- Born: February 23, 1948 Queens, New York, U.S.
- Died: January 1, 2021 (aged 72) Glendale, California, U.S.
- Education: Carnegie Mellon University

= George Gerdes (actor) =

American singer-songwriter and character actor (1948–2021)

George Gerdes (February 23, 1948 - January 1, 2021) was an American singer-songwriter and character actor.

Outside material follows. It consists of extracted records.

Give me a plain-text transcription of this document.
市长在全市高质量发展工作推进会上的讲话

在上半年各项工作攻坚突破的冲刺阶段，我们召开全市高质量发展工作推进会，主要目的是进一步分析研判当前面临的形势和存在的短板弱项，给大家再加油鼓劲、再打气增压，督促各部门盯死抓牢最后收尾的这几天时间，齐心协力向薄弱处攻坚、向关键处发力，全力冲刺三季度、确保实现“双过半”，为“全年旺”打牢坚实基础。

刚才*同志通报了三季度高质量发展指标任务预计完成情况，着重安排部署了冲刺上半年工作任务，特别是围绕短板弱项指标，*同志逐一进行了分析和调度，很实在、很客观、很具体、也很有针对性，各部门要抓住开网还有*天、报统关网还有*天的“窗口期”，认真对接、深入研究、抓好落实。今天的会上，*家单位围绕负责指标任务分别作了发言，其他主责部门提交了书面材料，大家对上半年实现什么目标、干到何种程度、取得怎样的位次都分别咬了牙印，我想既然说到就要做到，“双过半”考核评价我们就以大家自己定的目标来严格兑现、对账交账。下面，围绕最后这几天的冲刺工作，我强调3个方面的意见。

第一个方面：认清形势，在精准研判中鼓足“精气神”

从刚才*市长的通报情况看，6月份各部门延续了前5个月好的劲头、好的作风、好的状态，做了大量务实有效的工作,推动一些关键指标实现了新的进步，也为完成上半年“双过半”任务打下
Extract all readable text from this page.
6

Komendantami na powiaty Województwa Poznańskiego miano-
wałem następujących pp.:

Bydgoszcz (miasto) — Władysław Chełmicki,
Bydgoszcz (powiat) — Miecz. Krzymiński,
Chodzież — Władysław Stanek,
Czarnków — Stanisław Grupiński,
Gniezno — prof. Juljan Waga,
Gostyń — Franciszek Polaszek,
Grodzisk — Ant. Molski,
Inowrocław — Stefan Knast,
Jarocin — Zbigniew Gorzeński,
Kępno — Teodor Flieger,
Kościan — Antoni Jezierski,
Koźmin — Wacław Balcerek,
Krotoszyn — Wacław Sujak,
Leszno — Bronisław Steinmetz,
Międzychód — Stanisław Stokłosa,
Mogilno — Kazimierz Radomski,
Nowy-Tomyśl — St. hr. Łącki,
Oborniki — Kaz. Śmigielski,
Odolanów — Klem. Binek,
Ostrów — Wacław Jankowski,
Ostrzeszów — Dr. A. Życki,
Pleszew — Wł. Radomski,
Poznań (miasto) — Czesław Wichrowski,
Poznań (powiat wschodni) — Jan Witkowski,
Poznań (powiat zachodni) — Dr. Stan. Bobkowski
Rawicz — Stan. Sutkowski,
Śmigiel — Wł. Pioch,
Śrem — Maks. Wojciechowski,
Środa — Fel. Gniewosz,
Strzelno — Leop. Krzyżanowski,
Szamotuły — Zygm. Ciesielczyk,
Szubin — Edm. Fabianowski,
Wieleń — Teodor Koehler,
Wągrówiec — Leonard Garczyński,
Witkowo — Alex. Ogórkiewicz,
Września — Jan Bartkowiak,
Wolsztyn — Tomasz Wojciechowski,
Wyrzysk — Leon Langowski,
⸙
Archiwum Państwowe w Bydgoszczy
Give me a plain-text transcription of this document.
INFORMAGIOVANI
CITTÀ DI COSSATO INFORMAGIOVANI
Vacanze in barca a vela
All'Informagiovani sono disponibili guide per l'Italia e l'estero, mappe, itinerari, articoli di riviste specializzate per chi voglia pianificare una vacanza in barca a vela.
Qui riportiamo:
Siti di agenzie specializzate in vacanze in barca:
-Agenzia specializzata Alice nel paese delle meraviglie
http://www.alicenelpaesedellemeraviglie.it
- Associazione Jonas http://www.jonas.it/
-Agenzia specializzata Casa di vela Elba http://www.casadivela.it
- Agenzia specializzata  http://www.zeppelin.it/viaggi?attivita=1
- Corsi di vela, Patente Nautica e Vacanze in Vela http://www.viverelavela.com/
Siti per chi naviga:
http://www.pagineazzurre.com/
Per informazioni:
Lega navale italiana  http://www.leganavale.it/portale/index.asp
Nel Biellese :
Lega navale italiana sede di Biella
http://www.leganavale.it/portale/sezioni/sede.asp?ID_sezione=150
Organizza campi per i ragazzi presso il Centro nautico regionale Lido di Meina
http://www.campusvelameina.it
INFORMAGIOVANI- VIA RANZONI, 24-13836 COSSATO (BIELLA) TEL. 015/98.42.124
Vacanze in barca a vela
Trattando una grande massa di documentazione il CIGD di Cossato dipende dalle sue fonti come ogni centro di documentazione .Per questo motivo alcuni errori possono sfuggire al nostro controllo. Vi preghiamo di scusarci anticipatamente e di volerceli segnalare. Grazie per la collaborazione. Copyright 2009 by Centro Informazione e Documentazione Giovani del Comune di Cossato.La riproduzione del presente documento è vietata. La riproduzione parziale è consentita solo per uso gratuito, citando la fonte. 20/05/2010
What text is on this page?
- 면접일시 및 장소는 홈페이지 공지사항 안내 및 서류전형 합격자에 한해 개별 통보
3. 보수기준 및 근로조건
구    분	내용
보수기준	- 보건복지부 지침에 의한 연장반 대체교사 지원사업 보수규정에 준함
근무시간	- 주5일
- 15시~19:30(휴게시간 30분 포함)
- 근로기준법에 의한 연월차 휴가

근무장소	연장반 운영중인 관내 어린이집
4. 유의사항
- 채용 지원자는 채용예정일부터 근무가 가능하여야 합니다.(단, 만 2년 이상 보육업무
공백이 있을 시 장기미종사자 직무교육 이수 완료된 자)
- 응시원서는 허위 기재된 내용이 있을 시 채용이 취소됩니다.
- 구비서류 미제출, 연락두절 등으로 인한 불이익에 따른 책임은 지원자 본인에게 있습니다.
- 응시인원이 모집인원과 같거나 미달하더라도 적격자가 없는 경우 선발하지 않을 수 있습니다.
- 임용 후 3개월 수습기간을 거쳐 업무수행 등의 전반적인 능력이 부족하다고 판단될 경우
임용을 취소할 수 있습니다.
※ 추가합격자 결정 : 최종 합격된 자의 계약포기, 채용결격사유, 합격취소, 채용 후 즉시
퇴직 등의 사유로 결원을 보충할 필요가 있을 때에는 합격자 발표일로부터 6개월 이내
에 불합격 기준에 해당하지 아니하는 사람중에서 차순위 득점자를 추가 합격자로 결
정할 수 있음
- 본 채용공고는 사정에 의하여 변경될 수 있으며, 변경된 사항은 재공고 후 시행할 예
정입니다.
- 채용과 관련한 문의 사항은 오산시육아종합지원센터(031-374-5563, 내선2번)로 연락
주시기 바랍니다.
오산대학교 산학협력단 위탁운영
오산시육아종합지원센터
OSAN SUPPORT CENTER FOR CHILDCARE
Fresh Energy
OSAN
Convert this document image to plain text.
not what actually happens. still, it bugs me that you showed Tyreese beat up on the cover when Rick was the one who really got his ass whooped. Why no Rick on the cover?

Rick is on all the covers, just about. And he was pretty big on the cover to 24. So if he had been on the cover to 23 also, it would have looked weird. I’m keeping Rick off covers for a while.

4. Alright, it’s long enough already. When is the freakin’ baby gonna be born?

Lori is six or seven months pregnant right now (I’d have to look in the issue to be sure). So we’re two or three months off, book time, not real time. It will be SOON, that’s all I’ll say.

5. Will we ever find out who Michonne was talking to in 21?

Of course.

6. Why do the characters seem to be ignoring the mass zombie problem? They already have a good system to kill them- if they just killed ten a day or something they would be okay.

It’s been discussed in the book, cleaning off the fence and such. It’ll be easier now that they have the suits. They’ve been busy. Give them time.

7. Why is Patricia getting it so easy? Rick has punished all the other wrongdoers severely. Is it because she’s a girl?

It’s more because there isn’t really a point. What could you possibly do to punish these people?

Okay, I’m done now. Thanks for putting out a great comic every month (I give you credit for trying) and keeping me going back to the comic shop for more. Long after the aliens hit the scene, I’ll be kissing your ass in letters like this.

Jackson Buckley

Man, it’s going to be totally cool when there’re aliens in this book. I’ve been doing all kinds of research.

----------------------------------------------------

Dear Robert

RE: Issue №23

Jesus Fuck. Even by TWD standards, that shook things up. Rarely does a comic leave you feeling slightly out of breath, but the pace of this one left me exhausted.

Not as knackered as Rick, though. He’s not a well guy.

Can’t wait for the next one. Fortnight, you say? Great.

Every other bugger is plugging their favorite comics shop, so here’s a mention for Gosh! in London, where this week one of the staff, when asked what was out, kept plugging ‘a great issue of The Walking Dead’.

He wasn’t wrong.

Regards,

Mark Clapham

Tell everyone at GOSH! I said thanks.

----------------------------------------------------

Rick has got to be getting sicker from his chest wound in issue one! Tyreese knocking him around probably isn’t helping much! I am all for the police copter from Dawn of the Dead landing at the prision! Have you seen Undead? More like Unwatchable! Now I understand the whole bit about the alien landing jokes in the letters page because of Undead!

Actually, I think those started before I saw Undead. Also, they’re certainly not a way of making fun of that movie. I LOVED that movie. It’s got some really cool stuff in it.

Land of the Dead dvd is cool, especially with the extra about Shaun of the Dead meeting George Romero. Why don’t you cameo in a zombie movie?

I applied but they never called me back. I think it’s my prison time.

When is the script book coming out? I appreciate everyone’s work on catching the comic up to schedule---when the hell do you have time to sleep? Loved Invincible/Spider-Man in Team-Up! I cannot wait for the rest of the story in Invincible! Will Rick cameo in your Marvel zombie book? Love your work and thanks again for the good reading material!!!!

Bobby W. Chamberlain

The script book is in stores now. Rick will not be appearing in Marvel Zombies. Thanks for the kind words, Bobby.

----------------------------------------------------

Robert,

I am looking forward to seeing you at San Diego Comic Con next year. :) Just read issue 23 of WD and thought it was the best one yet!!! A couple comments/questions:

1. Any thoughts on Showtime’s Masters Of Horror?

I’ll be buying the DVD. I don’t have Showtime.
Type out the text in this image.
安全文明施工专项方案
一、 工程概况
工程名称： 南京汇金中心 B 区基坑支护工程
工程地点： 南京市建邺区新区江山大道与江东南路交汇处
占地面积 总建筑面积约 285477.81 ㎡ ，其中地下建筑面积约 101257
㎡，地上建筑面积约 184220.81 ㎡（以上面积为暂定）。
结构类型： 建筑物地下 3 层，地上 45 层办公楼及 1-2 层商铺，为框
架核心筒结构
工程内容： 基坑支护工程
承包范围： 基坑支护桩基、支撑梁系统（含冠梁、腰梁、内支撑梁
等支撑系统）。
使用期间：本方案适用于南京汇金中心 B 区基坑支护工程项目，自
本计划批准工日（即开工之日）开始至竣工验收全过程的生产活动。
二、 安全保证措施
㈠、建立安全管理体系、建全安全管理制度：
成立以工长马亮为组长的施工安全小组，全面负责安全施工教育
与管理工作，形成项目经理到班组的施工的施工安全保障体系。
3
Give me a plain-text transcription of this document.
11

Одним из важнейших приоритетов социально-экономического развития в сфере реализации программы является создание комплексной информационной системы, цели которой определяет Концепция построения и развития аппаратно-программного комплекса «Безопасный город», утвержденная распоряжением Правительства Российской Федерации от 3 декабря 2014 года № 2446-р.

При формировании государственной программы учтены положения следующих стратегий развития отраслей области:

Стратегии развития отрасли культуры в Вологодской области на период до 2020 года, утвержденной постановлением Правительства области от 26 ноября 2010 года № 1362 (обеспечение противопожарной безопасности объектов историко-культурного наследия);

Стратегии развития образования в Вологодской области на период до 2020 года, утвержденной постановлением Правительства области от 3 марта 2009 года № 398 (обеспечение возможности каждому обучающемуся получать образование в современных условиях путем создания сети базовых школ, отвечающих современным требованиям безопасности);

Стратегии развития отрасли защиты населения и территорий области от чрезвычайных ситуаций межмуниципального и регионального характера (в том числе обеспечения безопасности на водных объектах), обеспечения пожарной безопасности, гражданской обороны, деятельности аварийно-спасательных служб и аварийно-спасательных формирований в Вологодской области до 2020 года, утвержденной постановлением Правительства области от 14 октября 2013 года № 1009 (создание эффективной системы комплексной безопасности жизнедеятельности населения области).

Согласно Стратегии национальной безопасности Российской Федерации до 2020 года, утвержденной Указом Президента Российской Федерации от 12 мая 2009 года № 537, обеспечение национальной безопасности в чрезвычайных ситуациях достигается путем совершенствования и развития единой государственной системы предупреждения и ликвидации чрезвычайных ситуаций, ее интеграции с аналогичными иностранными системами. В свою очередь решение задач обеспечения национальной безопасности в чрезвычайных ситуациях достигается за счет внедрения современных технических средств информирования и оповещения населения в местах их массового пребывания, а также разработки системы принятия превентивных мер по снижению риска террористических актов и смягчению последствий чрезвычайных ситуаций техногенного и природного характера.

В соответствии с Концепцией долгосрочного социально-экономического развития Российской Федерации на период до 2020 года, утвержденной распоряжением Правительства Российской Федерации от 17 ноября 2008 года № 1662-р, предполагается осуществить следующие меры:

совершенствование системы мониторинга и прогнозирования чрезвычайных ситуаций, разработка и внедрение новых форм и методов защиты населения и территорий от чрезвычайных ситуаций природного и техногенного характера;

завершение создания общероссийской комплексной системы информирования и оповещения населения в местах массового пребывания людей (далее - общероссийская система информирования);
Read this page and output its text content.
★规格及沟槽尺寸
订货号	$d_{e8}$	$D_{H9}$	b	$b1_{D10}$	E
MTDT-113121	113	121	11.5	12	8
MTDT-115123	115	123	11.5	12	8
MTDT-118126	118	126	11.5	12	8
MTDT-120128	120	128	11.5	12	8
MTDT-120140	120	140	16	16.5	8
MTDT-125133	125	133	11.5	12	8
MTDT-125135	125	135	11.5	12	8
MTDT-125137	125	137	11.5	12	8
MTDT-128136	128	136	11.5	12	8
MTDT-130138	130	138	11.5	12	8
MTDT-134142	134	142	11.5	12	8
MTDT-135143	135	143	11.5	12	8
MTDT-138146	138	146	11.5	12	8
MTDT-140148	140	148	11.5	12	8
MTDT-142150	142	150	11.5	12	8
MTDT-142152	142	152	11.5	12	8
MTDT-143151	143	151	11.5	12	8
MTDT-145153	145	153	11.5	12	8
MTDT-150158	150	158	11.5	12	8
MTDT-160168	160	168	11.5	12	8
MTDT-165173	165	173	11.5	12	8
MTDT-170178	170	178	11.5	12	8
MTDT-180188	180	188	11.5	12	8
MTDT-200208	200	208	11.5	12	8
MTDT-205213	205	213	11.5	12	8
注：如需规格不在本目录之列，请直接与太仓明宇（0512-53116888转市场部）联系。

== Early life and education ==
He was born in Queens, New York City. He formed a group, the Alumicron Fab Tabs, with friend Loudon Wainwright III, before graduating from Carnegie Mellon University in 1969.

== Career ==
In the early 1970s, he recorded two albums, Obituary and Son of Obituary, for United Artists Records. His songs were praised by Joni Mitchell and Terre Roche, among others. His second album was produced by Nik Venet and featured session musicians including Charlie McCoy and Kenny Buttrey.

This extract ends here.